…and yet another thank you to frequent BPotD contributor Jim in San Francisco (aka J.G. in S.F.@Flickr) for submitting today’s set of photographs (original image 1 | original image 2 | original image 3 | Botany Photo of the Day Flickr Pool). As always, I’m grateful.
I’ve been intrigued by this species both times I have visited the Montane Cloud Forest at UC Botanical Garden at Berkeley. Who wouldn’t be curious about something known as the devil’s hand tree or monkey’s hand tree? Unfortunately, I’ve only visited this garden in early April, too early to see the “handedness” of this native of wet mixed oak-pine and deciduous mountain forests of Guatemala and Oaxaca, Mexico. All I was able to observe were last year’s aging seed pods on the ground (for photograph, see the last image on this page).

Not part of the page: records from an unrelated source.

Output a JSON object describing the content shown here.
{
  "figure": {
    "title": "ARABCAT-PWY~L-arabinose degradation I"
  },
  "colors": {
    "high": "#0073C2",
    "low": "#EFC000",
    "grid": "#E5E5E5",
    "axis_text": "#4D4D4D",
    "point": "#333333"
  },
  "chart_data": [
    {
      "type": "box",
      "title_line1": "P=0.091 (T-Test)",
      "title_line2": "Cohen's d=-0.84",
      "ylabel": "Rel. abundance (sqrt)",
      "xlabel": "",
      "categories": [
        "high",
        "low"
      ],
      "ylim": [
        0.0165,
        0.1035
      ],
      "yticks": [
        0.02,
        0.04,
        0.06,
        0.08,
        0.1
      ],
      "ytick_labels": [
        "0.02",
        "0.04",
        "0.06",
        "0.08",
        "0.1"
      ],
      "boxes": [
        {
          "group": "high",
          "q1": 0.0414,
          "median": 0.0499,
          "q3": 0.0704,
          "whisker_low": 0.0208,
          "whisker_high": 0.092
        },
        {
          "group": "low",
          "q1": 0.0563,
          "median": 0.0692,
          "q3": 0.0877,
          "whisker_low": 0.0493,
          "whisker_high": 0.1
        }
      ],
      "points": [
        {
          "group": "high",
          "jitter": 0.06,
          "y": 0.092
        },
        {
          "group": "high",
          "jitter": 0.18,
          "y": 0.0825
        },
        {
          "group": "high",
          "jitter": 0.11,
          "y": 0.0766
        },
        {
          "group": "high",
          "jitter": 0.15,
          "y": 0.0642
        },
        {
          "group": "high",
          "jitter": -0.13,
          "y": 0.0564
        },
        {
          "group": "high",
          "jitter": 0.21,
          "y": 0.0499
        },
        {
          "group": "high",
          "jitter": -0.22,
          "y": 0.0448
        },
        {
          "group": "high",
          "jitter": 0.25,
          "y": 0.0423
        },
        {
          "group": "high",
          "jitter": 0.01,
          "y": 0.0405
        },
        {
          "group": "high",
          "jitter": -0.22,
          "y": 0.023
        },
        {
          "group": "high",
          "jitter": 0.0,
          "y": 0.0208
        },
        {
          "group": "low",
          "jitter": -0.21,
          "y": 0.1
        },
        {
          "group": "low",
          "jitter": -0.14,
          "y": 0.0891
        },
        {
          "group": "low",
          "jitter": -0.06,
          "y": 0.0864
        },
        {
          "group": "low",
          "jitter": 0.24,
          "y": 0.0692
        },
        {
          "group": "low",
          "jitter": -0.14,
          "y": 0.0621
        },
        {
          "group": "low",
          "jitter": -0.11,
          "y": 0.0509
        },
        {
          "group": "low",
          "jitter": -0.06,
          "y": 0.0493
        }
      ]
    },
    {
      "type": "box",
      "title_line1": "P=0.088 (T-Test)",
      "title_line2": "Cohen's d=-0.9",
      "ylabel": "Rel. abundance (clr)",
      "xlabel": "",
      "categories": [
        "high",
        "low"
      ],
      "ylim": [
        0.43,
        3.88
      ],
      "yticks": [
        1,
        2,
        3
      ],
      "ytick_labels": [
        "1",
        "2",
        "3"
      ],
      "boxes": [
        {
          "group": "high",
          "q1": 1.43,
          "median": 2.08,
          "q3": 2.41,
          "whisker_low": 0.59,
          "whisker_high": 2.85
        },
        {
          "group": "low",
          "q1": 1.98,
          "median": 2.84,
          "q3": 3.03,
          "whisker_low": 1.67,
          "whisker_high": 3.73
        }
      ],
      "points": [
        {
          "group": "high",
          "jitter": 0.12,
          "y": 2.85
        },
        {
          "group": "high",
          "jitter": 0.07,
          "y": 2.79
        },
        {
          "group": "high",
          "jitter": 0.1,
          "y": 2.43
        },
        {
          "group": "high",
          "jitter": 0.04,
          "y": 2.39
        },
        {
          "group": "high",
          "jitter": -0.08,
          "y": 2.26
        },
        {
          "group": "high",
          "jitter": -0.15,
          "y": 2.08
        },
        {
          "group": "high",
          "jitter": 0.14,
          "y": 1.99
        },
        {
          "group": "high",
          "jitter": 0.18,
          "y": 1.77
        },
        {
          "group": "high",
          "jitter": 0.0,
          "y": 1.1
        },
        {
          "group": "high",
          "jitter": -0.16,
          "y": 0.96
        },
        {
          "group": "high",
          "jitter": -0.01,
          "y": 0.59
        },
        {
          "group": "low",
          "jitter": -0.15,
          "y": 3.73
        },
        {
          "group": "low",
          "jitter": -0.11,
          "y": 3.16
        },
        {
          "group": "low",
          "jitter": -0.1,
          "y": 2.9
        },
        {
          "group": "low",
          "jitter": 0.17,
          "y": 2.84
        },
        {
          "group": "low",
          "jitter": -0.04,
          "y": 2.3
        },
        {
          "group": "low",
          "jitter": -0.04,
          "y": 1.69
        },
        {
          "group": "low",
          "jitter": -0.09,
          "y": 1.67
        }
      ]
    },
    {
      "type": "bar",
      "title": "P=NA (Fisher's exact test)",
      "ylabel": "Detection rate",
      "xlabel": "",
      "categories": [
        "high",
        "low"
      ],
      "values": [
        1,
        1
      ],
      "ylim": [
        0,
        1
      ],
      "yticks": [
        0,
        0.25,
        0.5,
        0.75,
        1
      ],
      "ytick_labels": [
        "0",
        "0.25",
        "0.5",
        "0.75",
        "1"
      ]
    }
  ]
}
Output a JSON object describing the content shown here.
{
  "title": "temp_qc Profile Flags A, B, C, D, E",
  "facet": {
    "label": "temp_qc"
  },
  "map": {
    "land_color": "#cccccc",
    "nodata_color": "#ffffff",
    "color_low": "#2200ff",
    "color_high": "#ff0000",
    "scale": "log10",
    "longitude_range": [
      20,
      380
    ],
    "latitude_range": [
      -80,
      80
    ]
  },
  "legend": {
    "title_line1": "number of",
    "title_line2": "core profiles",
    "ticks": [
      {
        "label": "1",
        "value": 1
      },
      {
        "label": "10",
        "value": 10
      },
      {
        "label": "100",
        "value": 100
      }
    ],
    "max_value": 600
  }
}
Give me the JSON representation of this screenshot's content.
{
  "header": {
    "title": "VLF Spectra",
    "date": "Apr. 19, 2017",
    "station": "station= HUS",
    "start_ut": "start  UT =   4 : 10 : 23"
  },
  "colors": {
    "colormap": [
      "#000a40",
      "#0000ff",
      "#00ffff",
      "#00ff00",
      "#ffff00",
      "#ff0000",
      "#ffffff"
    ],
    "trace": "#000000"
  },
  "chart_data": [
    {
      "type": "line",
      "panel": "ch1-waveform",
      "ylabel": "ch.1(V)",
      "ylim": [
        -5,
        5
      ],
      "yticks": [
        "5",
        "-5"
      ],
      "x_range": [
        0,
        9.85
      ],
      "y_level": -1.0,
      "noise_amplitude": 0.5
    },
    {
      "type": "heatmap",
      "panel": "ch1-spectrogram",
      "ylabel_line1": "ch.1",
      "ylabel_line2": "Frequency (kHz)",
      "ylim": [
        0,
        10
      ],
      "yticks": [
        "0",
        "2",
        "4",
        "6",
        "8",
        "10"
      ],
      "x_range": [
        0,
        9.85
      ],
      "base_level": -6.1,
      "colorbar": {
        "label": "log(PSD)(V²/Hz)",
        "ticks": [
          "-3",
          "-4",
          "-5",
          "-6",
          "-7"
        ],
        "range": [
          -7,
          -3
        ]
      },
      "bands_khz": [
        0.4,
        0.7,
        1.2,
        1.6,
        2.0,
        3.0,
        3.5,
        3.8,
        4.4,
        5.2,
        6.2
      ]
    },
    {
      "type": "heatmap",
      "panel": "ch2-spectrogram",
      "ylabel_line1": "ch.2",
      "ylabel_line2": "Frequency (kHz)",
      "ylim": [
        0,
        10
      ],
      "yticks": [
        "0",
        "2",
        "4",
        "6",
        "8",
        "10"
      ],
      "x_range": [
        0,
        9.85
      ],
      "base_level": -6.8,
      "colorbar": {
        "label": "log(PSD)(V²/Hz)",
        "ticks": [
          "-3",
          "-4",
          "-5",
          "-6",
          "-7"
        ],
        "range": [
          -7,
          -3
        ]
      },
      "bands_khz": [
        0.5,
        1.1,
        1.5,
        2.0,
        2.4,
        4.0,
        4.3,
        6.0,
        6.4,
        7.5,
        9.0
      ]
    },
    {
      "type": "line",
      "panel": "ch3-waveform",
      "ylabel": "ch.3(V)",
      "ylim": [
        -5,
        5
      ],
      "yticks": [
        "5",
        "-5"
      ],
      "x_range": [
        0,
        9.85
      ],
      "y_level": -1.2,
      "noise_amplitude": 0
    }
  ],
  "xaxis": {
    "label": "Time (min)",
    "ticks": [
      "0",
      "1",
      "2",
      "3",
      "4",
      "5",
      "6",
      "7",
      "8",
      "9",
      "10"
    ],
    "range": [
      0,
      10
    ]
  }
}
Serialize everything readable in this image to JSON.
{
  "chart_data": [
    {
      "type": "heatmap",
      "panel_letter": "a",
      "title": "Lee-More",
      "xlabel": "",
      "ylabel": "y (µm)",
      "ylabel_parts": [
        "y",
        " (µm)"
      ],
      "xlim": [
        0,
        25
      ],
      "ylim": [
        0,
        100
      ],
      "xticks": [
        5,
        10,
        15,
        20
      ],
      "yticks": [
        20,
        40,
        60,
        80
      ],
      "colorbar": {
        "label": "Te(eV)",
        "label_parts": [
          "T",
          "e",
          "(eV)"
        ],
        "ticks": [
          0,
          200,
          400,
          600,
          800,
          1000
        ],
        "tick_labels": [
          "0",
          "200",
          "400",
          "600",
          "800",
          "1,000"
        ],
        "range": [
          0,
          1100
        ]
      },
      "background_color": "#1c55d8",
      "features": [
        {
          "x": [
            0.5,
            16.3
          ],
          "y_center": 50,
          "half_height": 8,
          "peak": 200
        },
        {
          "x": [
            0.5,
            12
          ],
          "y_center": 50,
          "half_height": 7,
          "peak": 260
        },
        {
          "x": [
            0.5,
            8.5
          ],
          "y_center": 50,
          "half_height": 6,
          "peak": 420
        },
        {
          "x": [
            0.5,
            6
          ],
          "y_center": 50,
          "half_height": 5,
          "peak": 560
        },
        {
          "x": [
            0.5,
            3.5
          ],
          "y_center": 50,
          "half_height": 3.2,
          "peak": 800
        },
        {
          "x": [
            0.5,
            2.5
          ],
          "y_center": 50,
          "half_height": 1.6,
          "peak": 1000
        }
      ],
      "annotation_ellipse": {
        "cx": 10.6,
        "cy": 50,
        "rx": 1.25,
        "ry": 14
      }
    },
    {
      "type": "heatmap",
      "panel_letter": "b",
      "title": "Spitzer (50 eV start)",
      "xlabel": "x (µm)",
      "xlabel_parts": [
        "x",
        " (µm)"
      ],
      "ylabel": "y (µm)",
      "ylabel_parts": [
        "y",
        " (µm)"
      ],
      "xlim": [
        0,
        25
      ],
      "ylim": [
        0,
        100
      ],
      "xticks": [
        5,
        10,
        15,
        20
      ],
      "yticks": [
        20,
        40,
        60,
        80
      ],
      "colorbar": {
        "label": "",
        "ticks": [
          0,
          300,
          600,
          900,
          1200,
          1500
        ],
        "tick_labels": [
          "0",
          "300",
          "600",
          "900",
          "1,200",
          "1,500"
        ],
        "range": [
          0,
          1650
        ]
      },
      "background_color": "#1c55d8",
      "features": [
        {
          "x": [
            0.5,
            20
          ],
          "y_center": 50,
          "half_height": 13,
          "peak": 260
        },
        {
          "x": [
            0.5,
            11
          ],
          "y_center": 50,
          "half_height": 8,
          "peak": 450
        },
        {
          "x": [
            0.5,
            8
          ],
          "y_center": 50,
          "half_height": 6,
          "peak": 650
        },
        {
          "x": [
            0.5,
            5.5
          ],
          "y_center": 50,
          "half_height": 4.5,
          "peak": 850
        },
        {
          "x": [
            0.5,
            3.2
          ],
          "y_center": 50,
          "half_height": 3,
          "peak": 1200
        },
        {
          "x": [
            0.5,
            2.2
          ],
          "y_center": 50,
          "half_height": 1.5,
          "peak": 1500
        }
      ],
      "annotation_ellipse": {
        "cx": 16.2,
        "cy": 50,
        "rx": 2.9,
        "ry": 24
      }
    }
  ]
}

Chiranthodendron literally means “hand-flowering tree”, while the epithet pentadactylon means “five-fingered” — referring to the five prominent stamens that can be seen in these photographs. Pollinators attracted to the flowers include both bats and perching birds, particularly orioles and their relatives. Chuck B. of San Francisco writes about the sweet taste of the nectar produced by the flowers at the conclusion of his weblog post on Friday Night Botanical Garden.
A French translation of the original 1805 Spanish-written description of Chiranthodendron pentadactylon is available online thanks to the Smithsonian Library’s Digital Library: Description Botanique du Chiranthodendron by José Dionisio Larreátegui Two illustrative plates are included, linked from the bottom right-hand of this page.
Ethnobotany resource link: The Gwich’in Ethnobotany Database was recently launched, containing information about 47 plants used for food, medicine, shelter and tools (with photographs, video and recipes). Thank you to Dr. David Brownstein for sending along the link.